For a long while they lay there waiting for the rain to slacken
before he launched the bird. The men across the hog-back never
stirred. Nobody approached from the rear. At last, behind Mount
Terrible, the tall edges of the rain veil came sweeping out in
ragged majesty. Vapours were ascending in its wake; a distant peak
grew visible, and suddenly brightened, struck at the summit by a
shaft of sunshine.

"Now!" breathed McKay. The homing pigeon, released, walked nervously
out over the wet leaves on the forest floor, and, at a slight motion
from the girl, rose into flight.

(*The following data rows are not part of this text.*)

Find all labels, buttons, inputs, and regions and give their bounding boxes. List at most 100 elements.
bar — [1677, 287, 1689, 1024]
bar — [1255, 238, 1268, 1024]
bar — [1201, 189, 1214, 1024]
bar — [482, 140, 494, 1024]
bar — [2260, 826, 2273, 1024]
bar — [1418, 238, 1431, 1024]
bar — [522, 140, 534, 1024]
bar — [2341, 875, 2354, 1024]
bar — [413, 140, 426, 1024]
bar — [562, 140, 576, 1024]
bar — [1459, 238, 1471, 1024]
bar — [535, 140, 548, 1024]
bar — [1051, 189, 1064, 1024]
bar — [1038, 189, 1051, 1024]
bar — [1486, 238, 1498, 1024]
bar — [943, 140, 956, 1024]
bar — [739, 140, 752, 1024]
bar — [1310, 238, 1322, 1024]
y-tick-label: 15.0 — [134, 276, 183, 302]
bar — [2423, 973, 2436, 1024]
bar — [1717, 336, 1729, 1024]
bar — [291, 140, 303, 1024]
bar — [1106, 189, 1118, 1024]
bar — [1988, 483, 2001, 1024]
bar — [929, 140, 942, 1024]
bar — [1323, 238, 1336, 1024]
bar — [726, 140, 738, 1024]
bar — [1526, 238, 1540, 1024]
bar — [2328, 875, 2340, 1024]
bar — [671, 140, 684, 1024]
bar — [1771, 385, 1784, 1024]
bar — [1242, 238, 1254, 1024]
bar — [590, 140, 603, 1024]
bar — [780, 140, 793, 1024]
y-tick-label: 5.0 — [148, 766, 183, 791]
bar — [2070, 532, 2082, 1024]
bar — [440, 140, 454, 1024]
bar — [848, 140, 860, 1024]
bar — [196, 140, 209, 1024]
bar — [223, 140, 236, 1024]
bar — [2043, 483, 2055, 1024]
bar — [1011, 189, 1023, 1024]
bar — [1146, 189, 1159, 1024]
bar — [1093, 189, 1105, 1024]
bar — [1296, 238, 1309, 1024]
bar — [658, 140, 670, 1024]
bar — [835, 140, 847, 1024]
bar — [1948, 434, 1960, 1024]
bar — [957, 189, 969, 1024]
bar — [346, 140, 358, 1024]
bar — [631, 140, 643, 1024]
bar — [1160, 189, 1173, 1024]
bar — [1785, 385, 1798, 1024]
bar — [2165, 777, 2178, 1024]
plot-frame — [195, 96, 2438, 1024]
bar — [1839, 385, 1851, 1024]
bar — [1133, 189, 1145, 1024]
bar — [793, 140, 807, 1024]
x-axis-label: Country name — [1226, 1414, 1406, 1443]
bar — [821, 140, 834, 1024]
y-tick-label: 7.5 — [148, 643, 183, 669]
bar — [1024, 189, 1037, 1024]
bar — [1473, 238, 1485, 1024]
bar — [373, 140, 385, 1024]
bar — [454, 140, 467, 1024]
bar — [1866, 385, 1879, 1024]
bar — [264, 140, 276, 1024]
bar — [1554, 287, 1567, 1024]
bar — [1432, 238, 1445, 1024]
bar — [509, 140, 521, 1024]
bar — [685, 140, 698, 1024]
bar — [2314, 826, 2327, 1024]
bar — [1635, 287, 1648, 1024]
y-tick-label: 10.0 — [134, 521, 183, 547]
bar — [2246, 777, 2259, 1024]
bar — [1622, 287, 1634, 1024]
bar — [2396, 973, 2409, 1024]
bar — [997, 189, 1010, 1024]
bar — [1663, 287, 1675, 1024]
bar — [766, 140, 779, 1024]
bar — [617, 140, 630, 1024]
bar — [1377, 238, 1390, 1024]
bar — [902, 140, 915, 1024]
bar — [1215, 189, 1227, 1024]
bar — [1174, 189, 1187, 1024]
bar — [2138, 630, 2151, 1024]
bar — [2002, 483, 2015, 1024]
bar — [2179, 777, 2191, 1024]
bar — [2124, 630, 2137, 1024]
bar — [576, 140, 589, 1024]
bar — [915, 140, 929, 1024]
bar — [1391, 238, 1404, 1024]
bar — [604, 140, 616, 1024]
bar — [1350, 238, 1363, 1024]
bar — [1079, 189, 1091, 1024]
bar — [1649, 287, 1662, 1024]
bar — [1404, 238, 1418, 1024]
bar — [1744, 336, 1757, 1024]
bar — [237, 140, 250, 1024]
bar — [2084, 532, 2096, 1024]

Then, as it appeared above the
trees, there came the cracking report of a shotgun, and they saw the
bird collapse in mid-air and sheer downward across the hog-back. But
it did not land there; the marksman had not calculated on those
erratic gales from the chasm; and the dead pigeon went whirling down
into the viewless gulf amid flying vapours mounting from unseen
depths.

Miss Erith and McKay lay very still. The Hunnish marksman across the
hog-back remained erect for a few moments like a man at the traps
awaiting another bird. After awhile he coolly seated himself again
under the dripping ledge.

"The swine!" said McKay calmly. He added: "Don't let them cross."
And he rose and walked swiftly back toward the northern edge of the
forest.

From behind a tree he could see two Hun cable-guards, made alert by
the shot, standing outside their hut where the cable-machinery was
housed.

Evidently the echoes of that shot, racketing and rebounding from
rock and ravine, had misled them, for they had their backs turned
and were gazing eastward, rifles pointed.